# To suffer like a dog



## jana.bo99

We say very often that we suffer like a dog.

Why dog suffers, I am not sure.


Croatian: Trpjeti kao pas

Slovenian: Trpeti kot pes


How do you say that in your language?

Thank you


----------



## Montesacro

Italian: _soffrire come un cane_.


----------



## bibax

Czech:

(1) trpěti jako zvíře (like an animal)
(2) trpěti jako pes (like a dog)

(1) is commoner than (2)


----------



## jazyk

In Portuguese: sofrer como um cão.


----------



## Hakro

In Finnish, literally:

_Kärsiä kuin koira._

But we don't use this saying. Instead, we have quite a similar expression "koiranelämää" (dog's life, same as in English) when life is not so good.


----------



## Saluton

Hakro said:


> But we don't use this saying. Instead, we have quite a similar expression "koiranelämää" (dog's life, same as in English) when life is not so good.


Russians also use "dog's life" - собачья жизнь or maybe устал как собака - "tired like a dog", but not "to suffer like a dog".


----------



## Vasiliy

Don't really know if it's used in dutch but I think it is.

Om af te zien als een hond. 
Lit: To see off like a dog.


----------



## jana.bo99

Hakro said:


> In Finnish, literally:
> _Kärsiä kuin koira._
> But we don't use this saying. Instead, we have quite a similar expression "koiranelämää" (dog's life, same as in English) when life is not so good.



There is also other kind about us and dogs, like:

Question: How do you feel today? 
Answer: I feel like a dog on the chain!

(Dogs on the chain are not very happy)


----------



## Rallino

In Turkish:

*Köpek gibi inlemek:* To moan like a dog.
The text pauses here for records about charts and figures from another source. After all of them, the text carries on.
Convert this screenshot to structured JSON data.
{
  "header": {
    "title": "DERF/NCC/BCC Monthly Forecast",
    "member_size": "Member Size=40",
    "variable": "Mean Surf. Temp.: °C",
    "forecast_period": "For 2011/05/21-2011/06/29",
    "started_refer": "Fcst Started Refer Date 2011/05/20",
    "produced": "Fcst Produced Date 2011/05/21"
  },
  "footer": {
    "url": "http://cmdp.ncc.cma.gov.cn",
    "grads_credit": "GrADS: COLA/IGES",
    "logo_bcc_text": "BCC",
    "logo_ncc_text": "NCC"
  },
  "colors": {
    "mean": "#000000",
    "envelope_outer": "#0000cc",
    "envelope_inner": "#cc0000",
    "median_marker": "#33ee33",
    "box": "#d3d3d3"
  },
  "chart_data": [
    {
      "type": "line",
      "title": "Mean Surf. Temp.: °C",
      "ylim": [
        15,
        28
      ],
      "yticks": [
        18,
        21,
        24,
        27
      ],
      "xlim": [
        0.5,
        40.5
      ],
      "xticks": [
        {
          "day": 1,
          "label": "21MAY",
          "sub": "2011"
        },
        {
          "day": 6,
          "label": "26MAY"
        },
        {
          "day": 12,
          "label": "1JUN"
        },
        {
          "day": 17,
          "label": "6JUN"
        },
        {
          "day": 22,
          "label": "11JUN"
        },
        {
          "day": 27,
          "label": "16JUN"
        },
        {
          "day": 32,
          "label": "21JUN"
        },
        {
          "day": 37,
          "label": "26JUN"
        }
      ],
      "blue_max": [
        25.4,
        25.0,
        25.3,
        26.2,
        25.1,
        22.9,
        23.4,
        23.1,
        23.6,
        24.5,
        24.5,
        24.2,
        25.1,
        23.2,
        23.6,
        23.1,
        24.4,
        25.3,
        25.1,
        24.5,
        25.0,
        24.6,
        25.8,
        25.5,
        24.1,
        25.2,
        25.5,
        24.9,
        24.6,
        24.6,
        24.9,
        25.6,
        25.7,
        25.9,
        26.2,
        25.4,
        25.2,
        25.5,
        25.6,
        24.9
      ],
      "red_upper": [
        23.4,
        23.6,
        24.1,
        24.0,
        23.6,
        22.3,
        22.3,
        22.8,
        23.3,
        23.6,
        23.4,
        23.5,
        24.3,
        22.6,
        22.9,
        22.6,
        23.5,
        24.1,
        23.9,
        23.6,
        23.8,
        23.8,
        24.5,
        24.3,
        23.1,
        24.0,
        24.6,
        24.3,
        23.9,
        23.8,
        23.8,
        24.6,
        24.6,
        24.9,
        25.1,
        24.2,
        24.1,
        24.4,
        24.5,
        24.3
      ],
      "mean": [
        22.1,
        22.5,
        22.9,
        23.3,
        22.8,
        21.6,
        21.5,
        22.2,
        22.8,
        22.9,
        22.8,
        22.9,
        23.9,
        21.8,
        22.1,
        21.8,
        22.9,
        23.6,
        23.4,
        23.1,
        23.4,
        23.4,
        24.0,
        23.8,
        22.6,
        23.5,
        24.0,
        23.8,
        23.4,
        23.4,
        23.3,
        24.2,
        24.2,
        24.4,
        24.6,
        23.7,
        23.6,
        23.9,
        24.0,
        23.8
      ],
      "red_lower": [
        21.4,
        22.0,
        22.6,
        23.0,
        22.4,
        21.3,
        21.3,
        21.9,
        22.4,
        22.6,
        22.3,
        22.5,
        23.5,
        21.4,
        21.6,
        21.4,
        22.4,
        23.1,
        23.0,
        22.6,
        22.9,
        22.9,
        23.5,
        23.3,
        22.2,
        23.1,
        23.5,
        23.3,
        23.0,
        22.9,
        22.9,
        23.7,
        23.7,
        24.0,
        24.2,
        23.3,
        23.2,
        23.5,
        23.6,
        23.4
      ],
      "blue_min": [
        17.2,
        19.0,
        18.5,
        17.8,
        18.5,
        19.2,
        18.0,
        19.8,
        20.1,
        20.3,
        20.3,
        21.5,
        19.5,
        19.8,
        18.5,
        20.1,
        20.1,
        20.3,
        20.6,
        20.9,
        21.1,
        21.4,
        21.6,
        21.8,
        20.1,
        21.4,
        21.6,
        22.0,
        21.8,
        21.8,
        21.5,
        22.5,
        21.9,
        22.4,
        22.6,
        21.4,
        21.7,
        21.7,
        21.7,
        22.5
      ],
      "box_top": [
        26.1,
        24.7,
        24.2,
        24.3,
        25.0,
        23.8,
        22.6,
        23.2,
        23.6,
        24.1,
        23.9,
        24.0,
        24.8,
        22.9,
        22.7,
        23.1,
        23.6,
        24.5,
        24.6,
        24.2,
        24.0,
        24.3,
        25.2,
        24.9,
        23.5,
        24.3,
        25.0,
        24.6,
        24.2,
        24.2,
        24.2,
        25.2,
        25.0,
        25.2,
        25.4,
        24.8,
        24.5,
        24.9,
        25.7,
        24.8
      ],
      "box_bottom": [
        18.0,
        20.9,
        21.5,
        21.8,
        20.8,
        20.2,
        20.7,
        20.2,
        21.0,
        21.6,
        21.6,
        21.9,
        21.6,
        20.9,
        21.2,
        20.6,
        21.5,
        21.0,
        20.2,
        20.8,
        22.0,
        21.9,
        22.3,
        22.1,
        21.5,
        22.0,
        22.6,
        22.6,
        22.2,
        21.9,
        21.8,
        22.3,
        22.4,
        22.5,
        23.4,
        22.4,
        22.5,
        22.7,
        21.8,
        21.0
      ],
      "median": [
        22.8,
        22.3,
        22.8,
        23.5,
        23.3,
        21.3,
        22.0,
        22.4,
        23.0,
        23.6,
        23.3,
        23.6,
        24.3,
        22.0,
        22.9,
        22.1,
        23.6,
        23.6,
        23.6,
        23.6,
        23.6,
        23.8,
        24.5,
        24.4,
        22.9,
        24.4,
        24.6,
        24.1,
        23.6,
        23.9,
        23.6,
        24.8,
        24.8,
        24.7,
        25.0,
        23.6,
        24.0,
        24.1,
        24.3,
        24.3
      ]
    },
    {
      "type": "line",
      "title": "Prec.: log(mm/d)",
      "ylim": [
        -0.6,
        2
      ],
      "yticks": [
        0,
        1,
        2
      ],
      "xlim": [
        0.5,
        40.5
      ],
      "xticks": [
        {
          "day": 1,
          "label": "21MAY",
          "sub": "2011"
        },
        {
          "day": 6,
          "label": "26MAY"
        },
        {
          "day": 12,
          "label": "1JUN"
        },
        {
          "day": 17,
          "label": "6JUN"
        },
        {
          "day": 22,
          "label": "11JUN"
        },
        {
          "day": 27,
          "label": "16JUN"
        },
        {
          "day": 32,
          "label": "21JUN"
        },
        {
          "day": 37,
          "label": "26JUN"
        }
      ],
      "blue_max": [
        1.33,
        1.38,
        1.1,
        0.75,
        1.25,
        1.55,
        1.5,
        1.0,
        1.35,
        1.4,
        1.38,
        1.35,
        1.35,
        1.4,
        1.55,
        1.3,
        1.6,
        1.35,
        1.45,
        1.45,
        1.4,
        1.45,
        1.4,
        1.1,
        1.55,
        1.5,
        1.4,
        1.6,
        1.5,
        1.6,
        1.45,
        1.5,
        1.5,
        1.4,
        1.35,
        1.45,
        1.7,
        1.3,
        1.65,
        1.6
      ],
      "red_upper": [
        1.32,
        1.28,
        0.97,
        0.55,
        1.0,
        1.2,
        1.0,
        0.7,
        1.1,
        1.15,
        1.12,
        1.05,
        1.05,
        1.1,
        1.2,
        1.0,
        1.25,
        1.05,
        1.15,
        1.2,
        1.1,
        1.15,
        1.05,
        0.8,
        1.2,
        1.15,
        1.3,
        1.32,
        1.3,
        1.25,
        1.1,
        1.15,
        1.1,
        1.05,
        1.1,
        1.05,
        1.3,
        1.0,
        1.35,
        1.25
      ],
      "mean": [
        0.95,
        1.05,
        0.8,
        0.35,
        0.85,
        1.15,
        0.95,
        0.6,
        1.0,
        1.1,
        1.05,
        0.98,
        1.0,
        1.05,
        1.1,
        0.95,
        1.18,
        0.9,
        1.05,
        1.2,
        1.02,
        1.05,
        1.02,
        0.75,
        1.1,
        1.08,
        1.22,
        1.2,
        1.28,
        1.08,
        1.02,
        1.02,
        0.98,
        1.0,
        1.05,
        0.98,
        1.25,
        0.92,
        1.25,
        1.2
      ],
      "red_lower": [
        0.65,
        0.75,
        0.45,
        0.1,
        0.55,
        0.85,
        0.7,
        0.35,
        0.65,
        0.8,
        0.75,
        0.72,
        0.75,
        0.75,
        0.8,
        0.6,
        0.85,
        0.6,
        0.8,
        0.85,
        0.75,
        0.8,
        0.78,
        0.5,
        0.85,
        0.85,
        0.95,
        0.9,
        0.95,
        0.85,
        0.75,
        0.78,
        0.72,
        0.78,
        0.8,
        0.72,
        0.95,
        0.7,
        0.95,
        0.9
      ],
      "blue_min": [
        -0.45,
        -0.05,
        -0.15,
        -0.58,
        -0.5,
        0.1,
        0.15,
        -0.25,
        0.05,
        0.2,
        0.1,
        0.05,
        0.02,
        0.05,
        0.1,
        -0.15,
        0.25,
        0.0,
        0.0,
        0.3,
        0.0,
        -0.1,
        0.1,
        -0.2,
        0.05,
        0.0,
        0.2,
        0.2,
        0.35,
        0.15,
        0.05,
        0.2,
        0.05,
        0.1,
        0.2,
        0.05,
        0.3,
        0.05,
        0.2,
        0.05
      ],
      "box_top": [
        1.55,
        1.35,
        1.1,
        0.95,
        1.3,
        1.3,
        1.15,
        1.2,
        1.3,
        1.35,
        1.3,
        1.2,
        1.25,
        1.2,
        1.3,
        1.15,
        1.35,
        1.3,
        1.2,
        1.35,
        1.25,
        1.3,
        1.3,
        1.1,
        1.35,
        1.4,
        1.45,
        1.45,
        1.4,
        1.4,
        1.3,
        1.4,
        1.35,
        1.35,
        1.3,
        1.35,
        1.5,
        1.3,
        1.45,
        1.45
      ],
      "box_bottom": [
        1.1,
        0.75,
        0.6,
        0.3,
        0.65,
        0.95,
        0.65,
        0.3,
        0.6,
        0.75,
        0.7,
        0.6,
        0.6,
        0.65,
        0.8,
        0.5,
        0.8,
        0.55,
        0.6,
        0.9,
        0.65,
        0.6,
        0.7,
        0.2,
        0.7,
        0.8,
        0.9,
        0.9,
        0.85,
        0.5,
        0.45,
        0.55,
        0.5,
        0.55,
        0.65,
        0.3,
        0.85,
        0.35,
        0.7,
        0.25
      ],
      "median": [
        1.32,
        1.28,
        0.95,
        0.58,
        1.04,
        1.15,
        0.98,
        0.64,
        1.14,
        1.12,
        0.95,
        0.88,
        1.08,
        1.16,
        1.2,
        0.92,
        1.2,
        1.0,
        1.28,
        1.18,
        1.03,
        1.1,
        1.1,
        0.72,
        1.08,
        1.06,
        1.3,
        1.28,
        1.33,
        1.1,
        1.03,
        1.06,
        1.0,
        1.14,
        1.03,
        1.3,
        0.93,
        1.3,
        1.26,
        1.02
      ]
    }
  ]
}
Other sayings that come to my mind:

*Köpeği olmak:* To be sb's dog (To be his slave)
*Köpek gibi çalışmak:* To work like a dog (To work like a slave.)


----------



## cbrena

Spanish:

_Sufrir como un perro.
_
Another similar saying:

_Llevar una vida de perros._


----------



## Orlin

There is an expression "кучешки живот" (dog's life) in Bulgarian, but I don't find the literal translation of "to suffer like a dog" into Bulgarian idiomatic.


----------



## Tjahzi

*Swedish* lacks this proverb.


----------



## J.F. de TROYES

French doesn't use the saying _to suffer like a dog,_ but as it was said before for many other languages _to have a dog's life : avoir une vie de chien._

There are other phrases with _comme un chien _( _like a dog ) _means _very bad(ly)._


----------



## Orlin

J.F. de TROYES said:


> There are other phrases with _comme un chien _( _like a dog ) _means _very bad(ly)._


Bulgarian _като куче_.


----------



## ilocas2

Czech: very bad(ly) = *pod psa* (under dog)


----------



## Montesacro

Hakro said:


> (...)Instead, we have quite a similar expression "koiranelämää" (dog's life, same as in English) when life is not so good.


 


cbrena said:


> Another similar saying:
> 
> _Llevar una vida de perros._


 


J.F. de TROYES said:


> French doesn't use the saying _to suffer like a dog,_ but as it was said before for many other languages _to have a dog's life : avoir une vie de chien._


 
Another saying in Italian: _fare una vita da cani_ (to lead a dog's life).



J.F. de TROYES said:


> There are other phrases with _comme un chien _( _like a dog ) _means _very bad(ly)._


 
In Italian: _trattare qualcuno come un cane_ (to treat somebody like a dog).

Another expression: _essere solo come un cane_ (to be as lonely as a dog).


----------



## rusita preciosa

Like in French and in Bulgarian, Russian does not have the expression "suffer like a dog", but we say "dog's life" (not a good one):
*собачья жизнь* /sobatchya jizn'/

EDIT: already addressed by Saluton


----------



## apmoy70

Like in French, in Bulgarian and in Russian, Greek does not have this expression. We do say «σκυλίσια ζωή» (sci'lisia zo'i), "dog-like life"

[c] is a voiceless palatal plosive


----------



## DearPrudence

J.F. de TROYES said:


> French doesn't use the saying _to suffer like a dog,_ but as it was said before for many other languages _to have a dog's life : avoir une vie de chien._
> 
> There are other phrases with _comme un chien _( _like a dog ) _means _very bad(ly)._


And we can also say:
"*être malade comme un chien*" (_sick as a dog_)


----------



## jana.bo99

DearPrudence said:


> And we can also say:
> "*être malade comme un chien*" (_sick as a dog_)


I like it. Although, I am not sick in classical style (dead sick), sometimes I feel so.
"Etre malade comme un chien". Perfect!


----------



## ThomasK

Vasiliy said:


> Don't really know if it's used in dutch but I think it is.
> 
> Om af te zien als een hond.
> Lit: To see off like a dog.


 
As someone suggested referring to another language: _een hondenleven_ in Dutch (a dog's life).


----------



## jana.bo99

To suffer like a dog: maybe it was long time ago?

Today dogs are loved more than some people. They give love and get it back. They don't suffer at all. 
Exception is: if the dog gets lost and has nothing to eat. 

B.

p.s. We have more phrases, how we suffer.


----------



## francisgranada

In *Hungarian*, verbally:
Szenved mint egy kutya/állat - He/she suffers like a dog/animal

But more typical:
_kutyaélete _van - he/she has a dog's life
_kutyáúl _van - he/she feels (himself/herself) like a dog, i.e. badly


----------